The video Sirianni showed his team came from Game 5 of the 1997 Western Conference semifinals between the Lakers and the Jazz. Kobe was still an 18-year-old rookie back then and shot four airballs within a span of just a few minutes as the Lakers lost a must-win game and were bounced from the playoffs.
In a win-or-go home game, Kobe shot one airball to end regulation and three more in overtime. The Lakers lost the game 98-93 and lost the series 4-1.
But that’s where the legend began.
As the story goes, after the Lakers flew home from Utah to Los Angeles, Kobe went directly to Palisades High School, where he knew the janitor and got him to open the gym. Bryant shot the basketball “until the sun came up” and kept doing it every day that offseason.
“I look back at it now with fond memories of it. Back then, it was misery,” Bryant said in 2016, via the Los Angeles Daily News. “It helped shape me.”
As he prepared to retire from the NBA, Bryant was able to look back at those failures in 1997 and realize how much of a turning point for him it was.
“That was a defining moment in his career,” former Lakers GM Jerry West said, via the Daily News. “If somebody would have shot an air ball on our team and they had shot a second one, they would only shoot a third one. He was fearless. I think that’s one of the things that spurred him to greatness. He wasn’t going to allow himself to fail.”
The Eagles, of course, have deep ties with the late Bryant that go beyond his time at Lower Merion High School.
While there aren’t a ton of Eagles left from the Super Bowl team, there are still a few who will remember when Bryant spoke to the entire team in Orange County, California, in December of 2017. That day, Kobe wore a No. 8 Eagles jersey and tried to explain his Mamba mentality.

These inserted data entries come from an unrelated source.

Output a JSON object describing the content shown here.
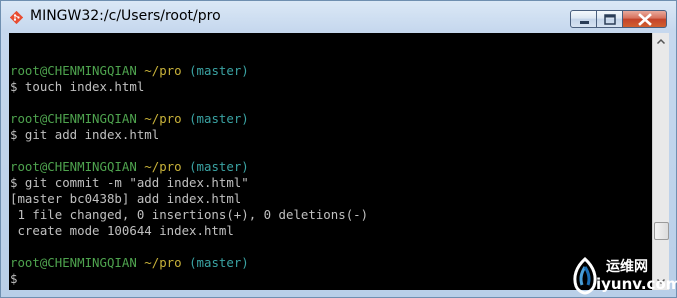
{
  "window": {
    "title": "MINGW32:/c/Users/root/pro"
  },
  "terminal": {
    "lines": [
      [],
      [
        {
          "text": "root@CHENMINGQIAN",
          "color": "green"
        },
        {
          "text": " "
        },
        {
          "text": "~/pro",
          "color": "yellow"
        },
        {
          "text": " (master)",
          "color": "cyan"
        }
      ],
      [
        {
          "text": "$ touch index.html"
        }
      ],
      [],
      [
        {
          "text": "root@CHENMINGQIAN",
          "color": "green"
        },
        {
          "text": " "
        },
        {
          "text": "~/pro",
          "color": "yellow"
        },
        {
          "text": " (master)",
          "color": "cyan"
        }
      ],
      [
        {
          "text": "$ git add index.html"
        }
      ],
      [],
      [
        {
          "text": "root@CHENMINGQIAN",
          "color": "green"
        },
        {
          "text": " "
        },
        {
          "text": "~/pro",
          "color": "yellow"
        },
        {
          "text": " (master)",
          "color": "cyan"
        }
      ],
      [
        {
          "text": "$ git commit -m \"add index.html\""
        }
      ],
      [
        {
          "text": "[master bc0438b] add index.html"
        }
      ],
      [
        {
          "text": " 1 file changed, 0 insertions(+), 0 deletions(-)"
        }
      ],
      [
        {
          "text": " create mode 100644 index.html"
        }
      ],
      [],
      [
        {
          "text": "root@CHENMINGQIAN",
          "color": "green"
        },
        {
          "text": " "
        },
        {
          "text": "~/pro",
          "color": "yellow"
        },
        {
          "text": " (master)",
          "color": "cyan"
        }
      ],
      [
        {
          "text": "$"
        }
      ]
    ]
  },
  "scrollbar": {
    "position_fraction": 0.84
  },
  "watermark": {
    "line1": "运维网",
    "line2": "iyunv.com"
  },
  "icons": {
    "app": "git-icon",
    "minimize": "minimize-icon",
    "maximize": "maximize-icon",
    "close": "close-icon"
  },
  "colors": {
    "prompt_user": "#4ea34e",
    "prompt_path": "#c8b23a",
    "prompt_branch": "#3aa3a3",
    "text": "#c0c0c0",
    "background": "#000000"
  }
}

"A killer mentality," Rodney McLeod recalled in 2017. "He said literally every time he stepped on that court, he wanted to be the best. He wanted to go out there and kill the guy lining up across from them and make him feel like he didn't deserve to be on the court. Like literally, those were his words.

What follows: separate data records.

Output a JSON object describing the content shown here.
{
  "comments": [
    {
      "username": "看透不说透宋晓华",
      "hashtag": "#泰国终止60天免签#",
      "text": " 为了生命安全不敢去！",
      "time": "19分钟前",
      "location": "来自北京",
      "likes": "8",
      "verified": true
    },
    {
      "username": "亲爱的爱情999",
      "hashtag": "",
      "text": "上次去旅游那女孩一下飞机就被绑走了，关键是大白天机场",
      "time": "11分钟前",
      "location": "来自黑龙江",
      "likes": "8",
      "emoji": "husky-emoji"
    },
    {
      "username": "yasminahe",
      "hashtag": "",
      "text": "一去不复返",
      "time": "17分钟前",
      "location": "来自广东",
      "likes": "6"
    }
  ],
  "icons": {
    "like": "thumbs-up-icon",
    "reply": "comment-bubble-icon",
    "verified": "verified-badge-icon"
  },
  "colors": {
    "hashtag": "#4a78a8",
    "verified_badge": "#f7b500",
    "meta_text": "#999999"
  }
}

"He wanted to make them feel like they shouldn't be a basketball player, they should be an accountant. That's what he said. And you see it when you watch him play. When you have that mindset, it's hard to beat a guy like that."
When Bryant died in a helicopter crash in February of 2020, it hit the sports world hard, including the Eagles. That July, the Eagles added a Kobe mural in the hallway of the NovaCare Complex.
For the Eagles, Kobe was always a reminder of greatness. Thanks to Sirianni, maybe now he’ll be a reminder that great things can come from setbacks.